Entretanto, no que concerne o acesso a medicamentos, as ONGs e os países em desenvolvimento alcançaram um considerável avanço através da Declaração de Doha e Saúde Pública, de novembro de 2001. Por meio dessa, países membros da OMC asseguraram direitos para implementar o TRIPS de forma a proteger a saúde pública e promover o acesso a medicamentos para todos, configurando a Declaração como um importante mecanismo legal que consolidou um valioso policy space para o governo tratar das questões de interesse público (GALLAGHER, 2005; MUZAKA, 2011; SELL,2007).
Historicamente, movimentos sociais e coletivos de ONGs têm lutado para garantir a sustentabilidade de políticas públicas de saúde; o acesso universal a medicamentos utilizados no tratamento de doenças epidêmicas e o fortalecimento do Sistema Único de Saúde (SUS). A projeção desse engajamento da sociedade civil na conformação do direito à saúde se fez presente, de forma eficaz, na luta pelo acesso universal ao tratamento antirretroviral, marcada pela confluência de esforços das ONGs, as quais apresentaram diversas ações judiciais exigindo o acesso gratuito e universal ao tratamento necessário; e pelos setores do governo, responsivos às exigências de tais organizações.
No que se refere especificamente à proteção à propriedade intelectual e a atuação dos movimentos sociais para "sensibilizar" o governo, um caso que reflete essa atuação de ONGs e sociedade civil é a licença compulsória emitida pelo Brasil para o antirretroviral Efavirenz, em 2007. Esse caso se tornou emblemático para a questão, uma vez que contou com um abaixo-assinado em apoio à licença, caracterizando a pressão das ONGs e grupos de ativismo domésticos que já advogavam pelo licenciamento compulsório de antirretrovirais no Brasil há cerca de dez anos.
Desse modo, no que tange a saúde pública, a formulação da política externa brasileira no se aproxima da formulação proposta por Andrew Cooper (2005) como um processo bottom up, tendo em vista que a participação da sociedade tem sido cada vez mais importante para garantir que a promoção e proteção do direito a saúde recebesse tratamento prioritário, exigindo, também, que o governo assumisse a responsabilidade pelas decisões e posições adotadas no plano internacional. Assim, podemos inferir que a sociedade civil é importante para criação de uma cultura de accountability na política externa, além de contribuir com o fortalecimento da democracia no nível nacional.
É importante ressaltar que, recentemente, a tensão e contradição associadas à proteção da propriedade intelectual e saúde pública se tornaram mais latentes devido ao maior escopo de fóruns e regimes que tratam da questão, expandindo a discussão para além da OMC e por meio de regras TRIPS-plus - que transcendem os ditames do Acordo TRIPS - causando um impacto direto na sustentabilidade do acesso universal ao tratamento retroviral oferecido pelo Brasil.
Destarte, a meta desse estudo é deixar particularmente claro que as novas demandas exigem repensar a participação da sociedade civil organizada e a redefinição de suas lutas frente ao contexto e a complexidade que permeiam o atual sistema de proteção de propriedade intelectual e acesso a medicamentos, principalmente por meio da diplomacia da saúde global.

REGIME DE PROPRIEDADE INTELECTUAL E O INTERESSE PÚBLICO

ASPECTOS GERAIS

Ao longo das discussões sobre a proteção dos DPIs e saúde pública, duas vertentes merecem destaque. De um lado, há o argumento de que todos os direitos de propriedade intelectual são valiosos para os negócios e beneficiam o público em geral, posto que abrem as portas para o progesso técnico. Argumento normalmente encampado pelos países desenvolvidos.
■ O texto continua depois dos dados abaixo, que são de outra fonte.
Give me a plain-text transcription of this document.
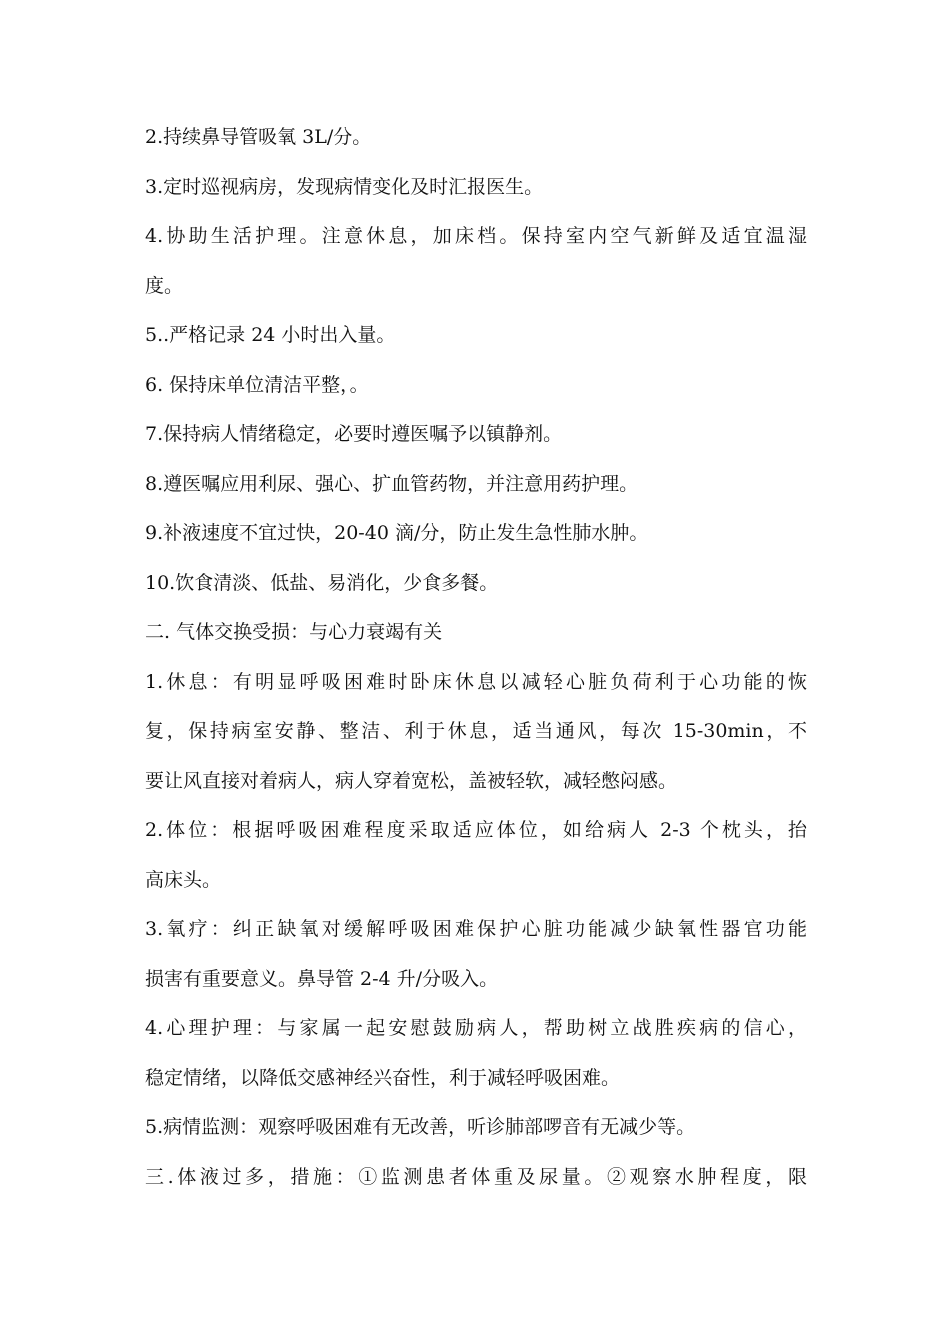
2.持续鼻导管吸氧 3L/分。
3.定时巡视病房，发现病情变化及时汇报医生。
4.协助生活护理。注意休息，加床档。保持室内空气新鲜及适宜温湿
度。
5..严格记录 24 小时出入量。
6. 保持床单位清洁平整，。
7.保持病人情绪稳定，必要时遵医嘱予以镇静剂。
8.遵医嘱应用利尿、强心、扩血管药物，并注意用药护理。
9.补液速度不宜过快，20-40 滴/分，防止发生急性肺水肿。
10.饮食清淡、低盐、易消化，少食多餐。
二. 气体交换受损：与心力衰竭有关
1.休息：有明显呼吸困难时卧床休息以减轻心脏负荷利于心功能的恢
复，保持病室安静、整洁、利于休息，适当通风，每次 15-30min，不
要让风直接对着病人，病人穿着宽松，盖被轻软，减轻憋闷感。
2.体位：根据呼吸困难程度采取适应体位，如给病人 2-3 个枕头，抬
高床头。
3.氧疗：纠正缺氧对缓解呼吸困难保护心脏功能减少缺氧性器官功能
损害有重要意义。鼻导管 2-4 升/分吸入。
4.心理护理：与家属一起安慰鼓励病人，帮助树立战胜疾病的信心，
稳定情绪，以降低交感神经兴奋性，利于减轻呼吸困难。
5.病情监测：观察呼吸困难有无改善，听诊肺部啰音有无减少等。
三.体液过多，措施：①监测患者体重及尿量。②观察水肿程度，限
Esses defensores destacam os altos custos de desenvolvimento de novas drogas, a importância dos direitos de propriedade fortes como incentivos para a inovação, e a necessidade de uma compensação substancial para o desenvolvimento de medicamentos que salvam vidas. A indústria farmacêutica global, enquanto instituição privada, juntamente com os Estados Unidos, União Europeia e Japão promovem essa perspectiva. Ela também tem sido influente na OMC e na Organização Mundial da Propriedade Intelectual (OMPI) (MUZAKA, 2011; SELL, 2007).
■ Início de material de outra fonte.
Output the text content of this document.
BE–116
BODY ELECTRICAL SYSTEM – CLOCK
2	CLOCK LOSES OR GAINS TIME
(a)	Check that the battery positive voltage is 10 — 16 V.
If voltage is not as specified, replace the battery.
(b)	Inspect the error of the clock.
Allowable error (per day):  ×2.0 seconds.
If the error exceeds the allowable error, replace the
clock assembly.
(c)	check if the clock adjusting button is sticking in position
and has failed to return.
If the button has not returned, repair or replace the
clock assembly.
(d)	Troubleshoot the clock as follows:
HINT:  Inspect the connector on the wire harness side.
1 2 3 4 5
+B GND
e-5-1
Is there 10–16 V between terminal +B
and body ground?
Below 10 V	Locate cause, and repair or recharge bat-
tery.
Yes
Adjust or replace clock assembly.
De outro lado, temos os representantes de países em desenvolvimento, impulsionados por determinadas ONGs, os quais advogam que os direitos de propriedade intelectual são susceptíveis de prejudicar o desenvolvimento da indústria local e a tecnologia; além de causarem relevante impacto no acesso a medicamentos. Eles defendem o acesso ao conhecimento, em geral, inclusive por meio do licenciamento compulsório, da indústria de medicamentos genéricos e da importação paralela. Desse modo, esta visão aponta que a forte proteção à propriedade intelectual pode trazer resultados adversos para economias em desenvolvimento e para setores de interesse público.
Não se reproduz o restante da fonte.